EMAP has reduced Just Seventeen, its flagship teenage girl’s magazine, from weekly to monthly frequency after its latest sales figures.
The switch, to be accompan ied by a price rise, will take place in April.
The announcement comes just ahead of the publication of the title’s new circulation figures at the end of this week.
The magazine fell by 34 per cent year on year in the 1996 January to June Audit Bureau of Circulations figures to 162,490. In the previous six-month period, it also fell 31 per cent. As recently as 1994, Just Seventeen was selling 260,000 copies a week.
“We have done three research studies on the magazine and found that teenagers are more aspirational now,” says Louise Matthews, the magazine’s publishing director. “What teenagers want is gloss and glamour. They still want the brand values of Just Seventeen, but not its present format.”

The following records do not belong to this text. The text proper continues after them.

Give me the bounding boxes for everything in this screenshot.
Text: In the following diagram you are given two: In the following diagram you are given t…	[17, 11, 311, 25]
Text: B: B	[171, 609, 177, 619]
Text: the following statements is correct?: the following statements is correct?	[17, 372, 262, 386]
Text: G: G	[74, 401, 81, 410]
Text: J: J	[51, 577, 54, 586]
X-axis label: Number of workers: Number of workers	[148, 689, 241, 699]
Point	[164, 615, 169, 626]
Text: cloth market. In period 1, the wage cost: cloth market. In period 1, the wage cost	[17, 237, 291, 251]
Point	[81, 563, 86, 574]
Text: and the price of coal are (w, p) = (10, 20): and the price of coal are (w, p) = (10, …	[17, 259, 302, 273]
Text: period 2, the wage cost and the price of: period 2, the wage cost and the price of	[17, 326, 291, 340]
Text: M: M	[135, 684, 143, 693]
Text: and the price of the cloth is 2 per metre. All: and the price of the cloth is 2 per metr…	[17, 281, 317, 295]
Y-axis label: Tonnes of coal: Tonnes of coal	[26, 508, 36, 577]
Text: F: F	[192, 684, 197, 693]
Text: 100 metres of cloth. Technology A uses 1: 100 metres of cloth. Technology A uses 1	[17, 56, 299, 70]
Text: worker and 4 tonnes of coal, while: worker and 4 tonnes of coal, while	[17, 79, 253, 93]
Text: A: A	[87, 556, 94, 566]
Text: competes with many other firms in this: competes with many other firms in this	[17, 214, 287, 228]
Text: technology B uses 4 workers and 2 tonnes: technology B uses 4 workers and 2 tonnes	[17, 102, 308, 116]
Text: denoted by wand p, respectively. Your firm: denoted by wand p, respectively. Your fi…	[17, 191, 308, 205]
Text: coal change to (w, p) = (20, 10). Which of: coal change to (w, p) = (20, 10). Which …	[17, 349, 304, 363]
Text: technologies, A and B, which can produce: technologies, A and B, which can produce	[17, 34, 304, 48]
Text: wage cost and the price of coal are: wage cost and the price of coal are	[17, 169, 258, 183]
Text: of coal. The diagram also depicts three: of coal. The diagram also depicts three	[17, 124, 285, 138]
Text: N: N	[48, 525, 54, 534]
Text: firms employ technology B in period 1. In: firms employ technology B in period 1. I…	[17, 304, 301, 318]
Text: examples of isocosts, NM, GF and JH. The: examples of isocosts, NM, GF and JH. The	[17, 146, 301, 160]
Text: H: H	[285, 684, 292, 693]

The source of the title’s troubles has been new competition in the form of EMAP’s It’s Bliss and Attic Futura’s Sugar magazines. Both monthly magazine’s launched in the past two years, and have quickly eaten into the established teen titles. EMAP’s fortnightly Smash Hits has also suffered from serious slumps.
The new breed of teen titles have increased sex-based editorial and higher quality production values, similar to women’s monthly glossies.
EMAP spent 400,000 on above- the-line advertising supporting Just Seventeen last year . An advertising campaign is expected to support the relaunch.